The term ‘best practice’ is certainly one of the most misused in business and technology circles today. At times, one wonders whether it’s almost become a euphemism for never mind the details, and ‘nothing to see here’, while some of the most ill-fated plans can be conceived with the best of ‘best practice’ intentions.
To sensible minds, best practice has a very specific meaning, implying at least a collection of tasks that improve – ideally maximise – the efficiency or effectiveness of the core business and / or a process that supports it. It should also be something that’s able to be executed, as well as being replicable, transferable, and adaptable across industries.
But as you’ll hear in this episode the term best practice is losing its currency and indeed its relevance, as organisations adjust to the new realities of doing business today – with greater agility and ingenuity - and in particular given the large number of massive failures that continue to occur with alarming regularity.
Respected industry authority and CIO Show regular, Rowan Dollar views the term as something that’s often used to claim ‘plausible deniability’ when things go awry, standing almost as a 21st century parody of the famous ad slogan ‘No one ever got fired for buying IBM’.
CIOs serious about steering their organisations through the current turbulence should push back against vendors’ fondness for the term best practice, and demand to know what it means and what they’re paying for.
Dollar says the last 20-plus years have been defined by practices that have become more synonymous with failure than success, with a worrying trend towards neglecting redundancy and resilience – often as cost-cutting measures, magnified during the GFC – now laid bare during COVID-19.
Echoing this sentiment, IDC country manager for New Zealand, Louise Francis feels blind adherence to nebulous ideas of best practice have actually slowed many organisations down, impeding agility and innovation.

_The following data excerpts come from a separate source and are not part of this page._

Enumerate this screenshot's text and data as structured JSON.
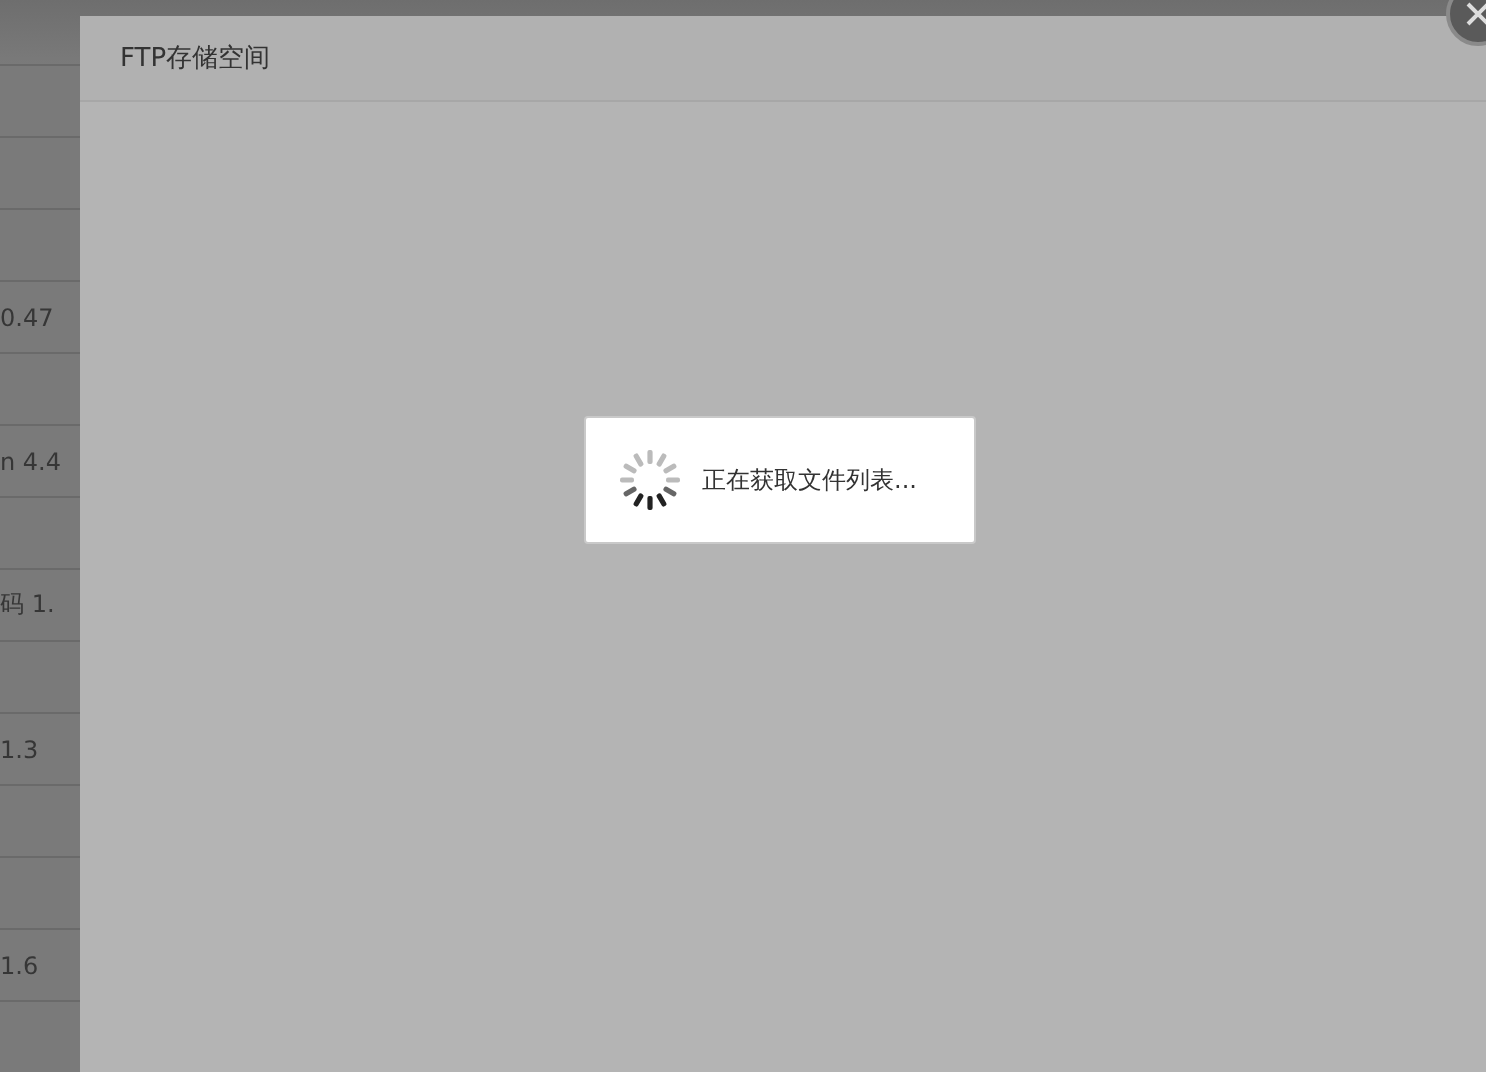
{
  "background_list": {
    "rows": [
      {
        "text": ""
      },
      {
        "text": ""
      },
      {
        "text": ""
      },
      {
        "text": "0.47"
      },
      {
        "text": ""
      },
      {
        "text": "n 4.4"
      },
      {
        "text": ""
      },
      {
        "text": "码 1."
      },
      {
        "text": ""
      },
      {
        "text": "1.3"
      },
      {
        "text": ""
      },
      {
        "text": ""
      },
      {
        "text": "1.6"
      },
      {
        "text": ""
      }
    ]
  },
  "dialog": {
    "title": "FTP存储空间",
    "loading": {
      "message": "正在获取文件列表..."
    }
  }
}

Yet she highlights sectors from manufacturing and retail to transport and logistics, healthcare and education that were arguably hurt most by the pandemic, as offering examples of heightened agility and resilience that may well help rewrite the playbooks of the future.
Francis also notes that tech success today is increasingly defined by key issues that weren’t priorities when the term best practice entered the mainstream decades ago, in particular ethics, climate change, sustainability and diversity.